Tablelands Hike

Hiding in plain view just north of Bishop, the 14,450 acre Volcanic Tablelands Wilderness Study Area offers a wonderland of exploration and adventure for all levels of curiosity and fortitude. The area is home to a number of rare or endemic species including the Owens Valley pupfish, of Species in a Bucket fame (google that phrase, you’ll find the story), and Fish Slough Milk Vetch, to name two examples. Three main habitat types characterize the area including the Fish Slough wetlands, seasonally wet alkali meadows, and the drier uplands called the Tablelands.

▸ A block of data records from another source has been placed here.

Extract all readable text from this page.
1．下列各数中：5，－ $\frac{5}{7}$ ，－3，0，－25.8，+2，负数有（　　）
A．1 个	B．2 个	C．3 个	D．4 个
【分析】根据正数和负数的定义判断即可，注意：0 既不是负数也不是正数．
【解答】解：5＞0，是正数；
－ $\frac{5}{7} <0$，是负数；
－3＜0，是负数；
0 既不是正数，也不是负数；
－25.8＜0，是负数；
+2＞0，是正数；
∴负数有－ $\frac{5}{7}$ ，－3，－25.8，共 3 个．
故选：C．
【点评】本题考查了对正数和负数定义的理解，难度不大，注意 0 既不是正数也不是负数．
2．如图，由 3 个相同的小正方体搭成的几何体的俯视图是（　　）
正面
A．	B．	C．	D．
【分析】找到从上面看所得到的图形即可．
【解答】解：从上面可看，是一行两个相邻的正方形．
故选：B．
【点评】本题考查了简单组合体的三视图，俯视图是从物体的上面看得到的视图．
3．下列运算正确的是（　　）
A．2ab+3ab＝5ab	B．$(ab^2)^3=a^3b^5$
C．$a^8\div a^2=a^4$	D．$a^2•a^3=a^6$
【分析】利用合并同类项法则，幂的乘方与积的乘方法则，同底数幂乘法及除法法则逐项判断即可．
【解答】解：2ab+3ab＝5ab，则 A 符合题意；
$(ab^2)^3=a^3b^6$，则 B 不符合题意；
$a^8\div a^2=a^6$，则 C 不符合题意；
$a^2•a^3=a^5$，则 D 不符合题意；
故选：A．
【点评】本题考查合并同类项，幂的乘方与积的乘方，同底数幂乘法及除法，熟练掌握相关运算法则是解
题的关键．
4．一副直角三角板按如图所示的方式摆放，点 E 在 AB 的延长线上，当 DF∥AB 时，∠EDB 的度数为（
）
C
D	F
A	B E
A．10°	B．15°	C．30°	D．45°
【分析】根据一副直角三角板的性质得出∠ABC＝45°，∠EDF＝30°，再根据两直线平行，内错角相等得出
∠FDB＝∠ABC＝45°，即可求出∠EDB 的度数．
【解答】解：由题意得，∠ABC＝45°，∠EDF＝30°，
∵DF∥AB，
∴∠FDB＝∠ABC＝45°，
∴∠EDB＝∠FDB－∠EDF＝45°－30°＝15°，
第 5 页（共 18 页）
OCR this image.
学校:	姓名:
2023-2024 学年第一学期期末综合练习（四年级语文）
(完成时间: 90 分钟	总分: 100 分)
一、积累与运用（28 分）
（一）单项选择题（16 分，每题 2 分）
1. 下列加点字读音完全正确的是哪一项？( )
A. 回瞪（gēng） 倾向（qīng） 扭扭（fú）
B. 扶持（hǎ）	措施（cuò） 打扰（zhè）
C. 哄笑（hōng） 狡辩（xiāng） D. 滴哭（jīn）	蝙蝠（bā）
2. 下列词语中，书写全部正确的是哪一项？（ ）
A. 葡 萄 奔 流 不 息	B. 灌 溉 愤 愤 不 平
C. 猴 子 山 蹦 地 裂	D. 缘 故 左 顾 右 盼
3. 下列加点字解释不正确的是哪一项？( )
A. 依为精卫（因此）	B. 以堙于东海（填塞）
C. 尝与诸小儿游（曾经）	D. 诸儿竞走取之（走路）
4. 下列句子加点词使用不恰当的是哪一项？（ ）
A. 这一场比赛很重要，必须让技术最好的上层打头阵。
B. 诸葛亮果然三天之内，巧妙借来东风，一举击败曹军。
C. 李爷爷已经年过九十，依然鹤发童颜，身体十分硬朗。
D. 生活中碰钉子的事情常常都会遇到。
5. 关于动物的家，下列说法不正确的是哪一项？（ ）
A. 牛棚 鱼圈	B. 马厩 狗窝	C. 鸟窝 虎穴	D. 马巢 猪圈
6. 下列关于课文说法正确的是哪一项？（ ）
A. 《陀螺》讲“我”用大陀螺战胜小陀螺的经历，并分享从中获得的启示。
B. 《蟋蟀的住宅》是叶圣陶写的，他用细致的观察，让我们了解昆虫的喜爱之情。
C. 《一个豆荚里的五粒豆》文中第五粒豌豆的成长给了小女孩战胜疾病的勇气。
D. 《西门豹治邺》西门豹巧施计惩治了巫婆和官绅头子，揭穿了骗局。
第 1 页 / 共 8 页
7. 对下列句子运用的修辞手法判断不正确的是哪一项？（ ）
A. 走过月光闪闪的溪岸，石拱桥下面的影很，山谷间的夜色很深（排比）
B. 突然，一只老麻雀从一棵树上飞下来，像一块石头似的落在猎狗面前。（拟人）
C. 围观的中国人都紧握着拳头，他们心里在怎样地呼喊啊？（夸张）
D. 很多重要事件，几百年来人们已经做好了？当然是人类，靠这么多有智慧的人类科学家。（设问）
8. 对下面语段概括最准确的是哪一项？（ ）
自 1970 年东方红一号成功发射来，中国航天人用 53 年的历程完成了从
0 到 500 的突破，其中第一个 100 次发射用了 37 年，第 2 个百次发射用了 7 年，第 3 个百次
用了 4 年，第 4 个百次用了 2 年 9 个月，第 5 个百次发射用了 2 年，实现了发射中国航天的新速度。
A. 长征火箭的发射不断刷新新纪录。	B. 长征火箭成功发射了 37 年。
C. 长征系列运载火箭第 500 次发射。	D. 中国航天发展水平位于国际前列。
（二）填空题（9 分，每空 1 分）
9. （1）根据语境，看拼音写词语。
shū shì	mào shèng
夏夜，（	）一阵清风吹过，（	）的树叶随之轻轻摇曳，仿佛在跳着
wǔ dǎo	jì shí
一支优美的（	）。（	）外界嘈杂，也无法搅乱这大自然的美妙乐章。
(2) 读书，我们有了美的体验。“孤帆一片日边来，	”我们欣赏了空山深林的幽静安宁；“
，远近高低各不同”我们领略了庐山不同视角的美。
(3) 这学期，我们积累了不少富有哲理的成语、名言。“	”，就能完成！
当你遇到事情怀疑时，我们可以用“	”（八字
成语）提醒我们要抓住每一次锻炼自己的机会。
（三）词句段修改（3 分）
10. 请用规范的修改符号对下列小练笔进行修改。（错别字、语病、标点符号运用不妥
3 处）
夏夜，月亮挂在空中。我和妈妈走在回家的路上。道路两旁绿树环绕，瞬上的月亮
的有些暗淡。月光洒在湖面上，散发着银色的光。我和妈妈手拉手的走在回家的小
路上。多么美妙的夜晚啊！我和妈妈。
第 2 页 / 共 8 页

The geologic history of the area is a fascinating tale of gigantic volcanic eruptions, which occurred a geologic blink-of-the-eye in the past at 760,000 years ago. In the eruption, 600 cubic kilometers of material were released. As a comparison, if you are old enough to recall the 1980 eruption of Mt. St. Helens in Washington, that eruption ejected scarcely more than a cubic kilometer of material. Fast-forward a handful of glacial cycles and wetter/drier oscillations and we now have an amazing playground of bizarre rock formations, enchanting canyons, unlikely ephemeral streams and numerous (and protected by law) archeological sites.

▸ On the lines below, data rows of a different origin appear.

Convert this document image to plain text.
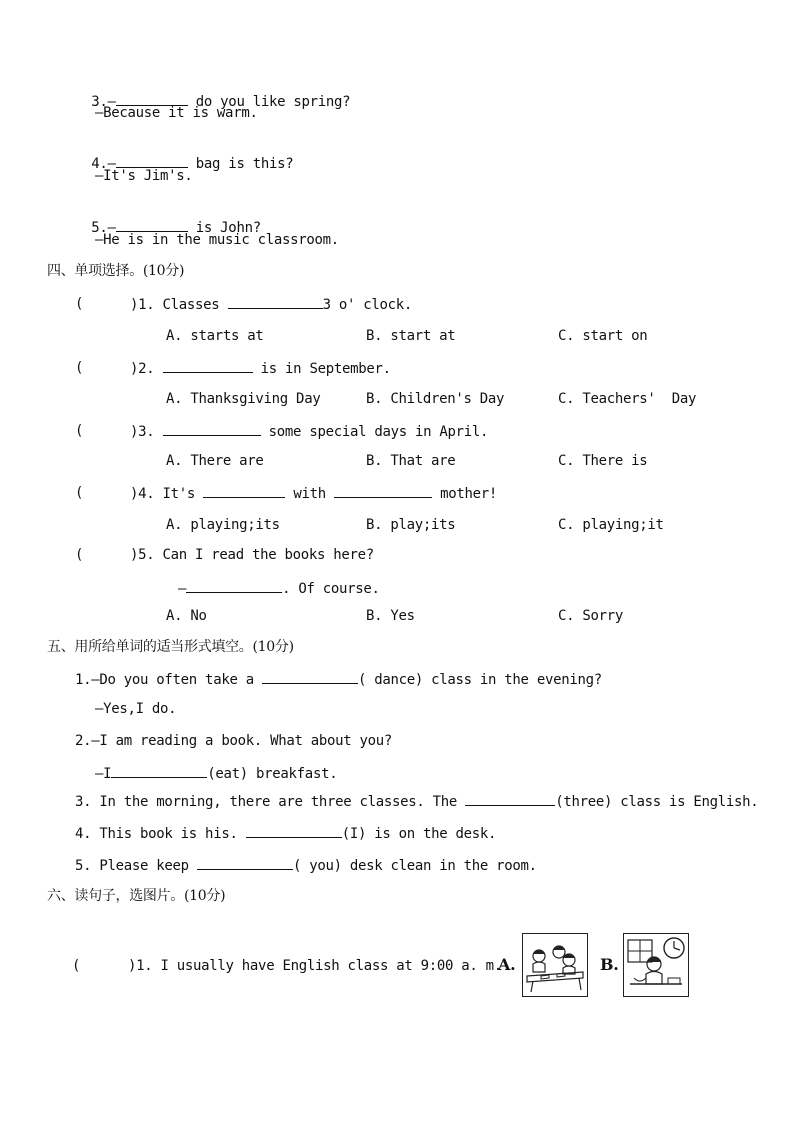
3.—	do you like spring?

—Because it is warm.

4.—	bag is this?

—It's Jim's.

5.—	is John?

—He is in the music classroom.
四、单项选择。(10分)
(	)1. Classes	3 o' clock.
A. starts at	B. start at	C. start on
(	)2.	is in September.
A. Thanksgiving Day	B. Children's Day	C. Teachers'  Day
(	)3.	some special days in April.
A. There are	B. That are	C. There is
(	)4. It's	with	mother!
A. playing;its	B. play;its	C. playing;it
(	)5. Can I read the books here?
—	. Of course.
A. No	B. Yes	C. Sorry
五、用所给单词的适当形式填空。(10分)
1.—Do you often take a	( dance) class in the evening?
—Yes,I do.
2.—I am reading a book. What about you?
—I	(eat) breakfast.
3. In the morning, there are three classes. The	(three) class is English.
4. This book is his.	(I) is on the desk.
5. Please keep	( you) desk clean in the room.
六、读句子，选图片。(10分)
(	)1. I usually have English class at 9:00 a. m.
A.	B.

Recreational opportunities abound and include: birding, hiking, bouldering, camping, photography, hunting, horseback riding, and motor touring on designated roads.

To get started, head north out of Bishop on Highway 6. Take a left several miles out onto signed Five Bridges Road. In a couple of miles, past the gravel pits, you’ll reach an area where the road has three options. Choose your poison – bearing right onto the Fish Slough road leads to the wetlands and some spectacular examples of fecund desert riparian areas. Heading more or less straight leads to the Casa Diablo road, gateway to many a fine day hike. Bearing left leads to the parking area to the popular Happy Boulders climbing area and some of the premier Owens River fishing holes.